Herpes Simplex Virus-1 and -2
Only age appeared to be meaningfully associated with HSV-1 antibody levels. In multivariate models (with dichotomized vitamin D, DRB1 status, race, and ethnicity), each one year older age at blood collection was associated with a lower HSV-1 antibody level (beta coefficient −0.16, 95% CI [−0.34, 0.02], p=0.085); the results were similar in models in which vitamin D was a continuous covariate (). There was no meaningful difference when the blood draw date was added to the models. There appeared to be a possible interaction between MS/CIS status and vitamin D level (p=0.18), but analyses stratified by MS/CIS status did not show meaningful differences. Interaction could not be assessed in models in which vitamin D was dichotomous because there were no controls positive for antibodies to HSV-1 who had sufficient vitamin D levels. MS/CIS status did not appear to be a confounder in the association between vitamin D levels and HSV-1 antibody levels.

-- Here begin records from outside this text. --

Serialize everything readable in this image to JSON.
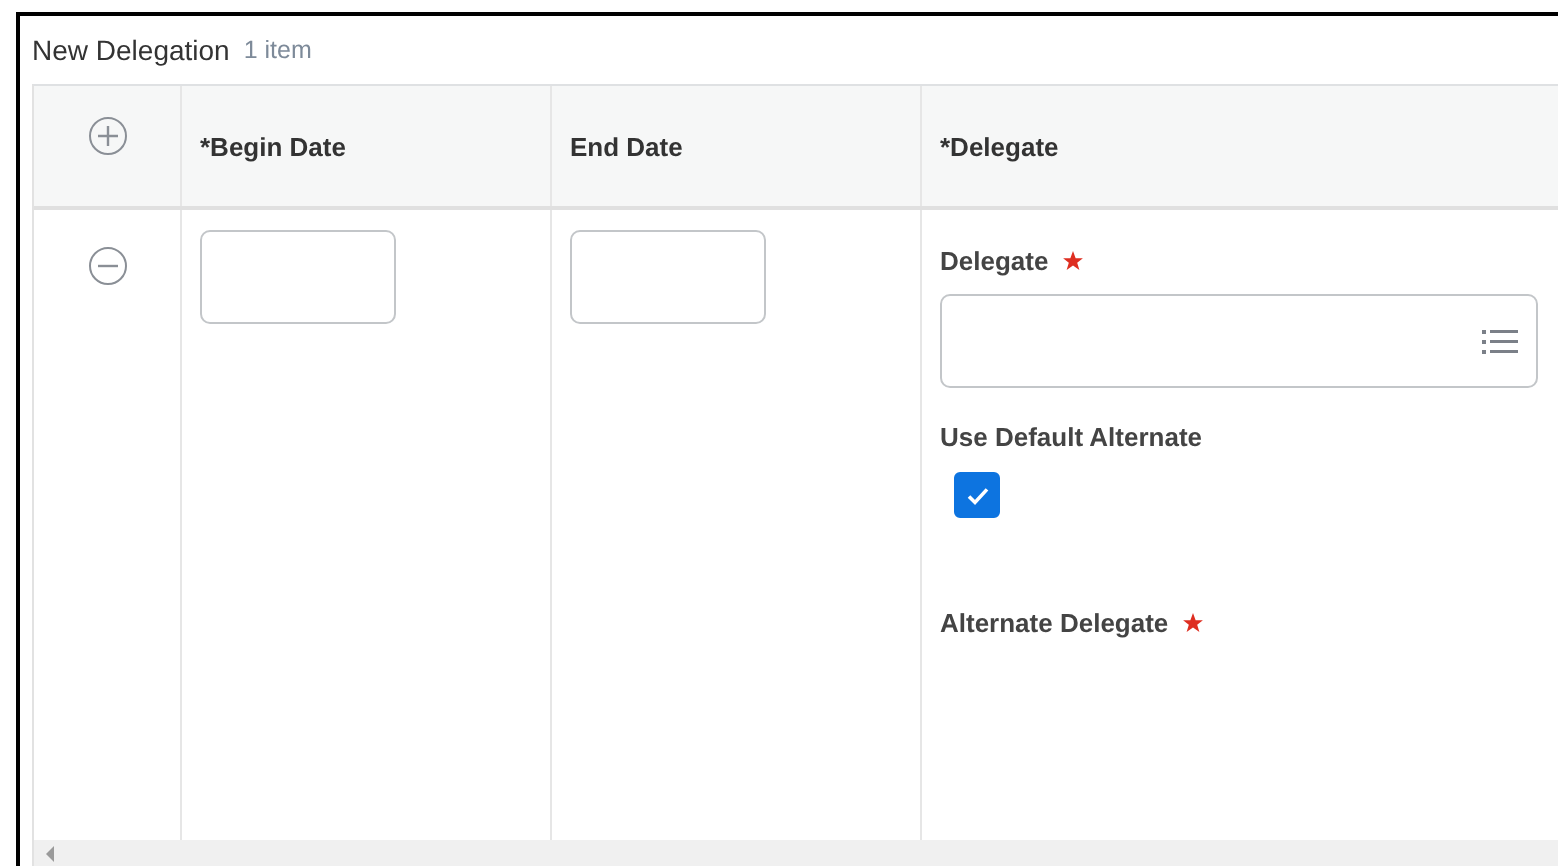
{
  "section": {
    "title": "New Delegation",
    "count": "1 item"
  },
  "columns": [
    {
      "label": "*Begin Date"
    },
    {
      "label": "End Date"
    },
    {
      "label": "*Delegate"
    }
  ],
  "row": {
    "fields": [
      {
        "kind": "prompt",
        "label": "Delegate",
        "required": true
      },
      {
        "kind": "checkbox",
        "label": "Use Default Alternate",
        "checked": true
      },
      {
        "kind": "label",
        "label": "Alternate Delegate",
        "required": true
      }
    ]
  }
}
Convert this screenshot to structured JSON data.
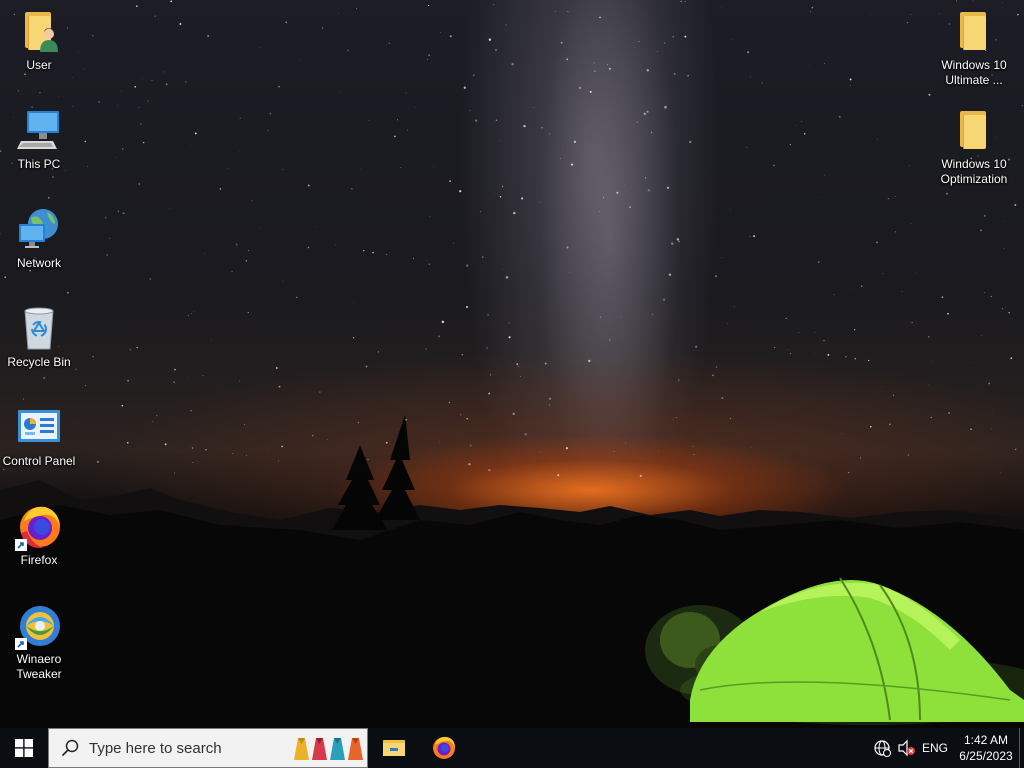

Among HSV-2-positive patients, vitamin D levels were weakly associated with HSV-2 antibody levels when vitamin D was a continuous, but not a binary, variable (coefficient for 1 ng/mL greater vitamin D level= 0.03, 95% CI [0.00, 0.07], p=0.08); non-white race also tended to be associated with higher antibody levels (). Adding the day of the year on which the blood was drawn was not associated with a meaningful change in the estimates. MS/CIS status did not appear to confound the association of vitamin D and HSV-2 antibody levels, although in the models that had vitamin D as a continuous variable, there was evidence for a possible interaction (p=0.12 for interaction term). Among those with MS/CIS, each 1 ng/mL greater vitamin D level was associated with a higher HSV-2 antibody levels (coefficient 0.05, 95% CI [0.01, 0.09], p=0.030), while vitamin D did not appear to be associated with the antibody levels in controls. Such an interaction was not apparent when vitamin D was treated as a binary covariate.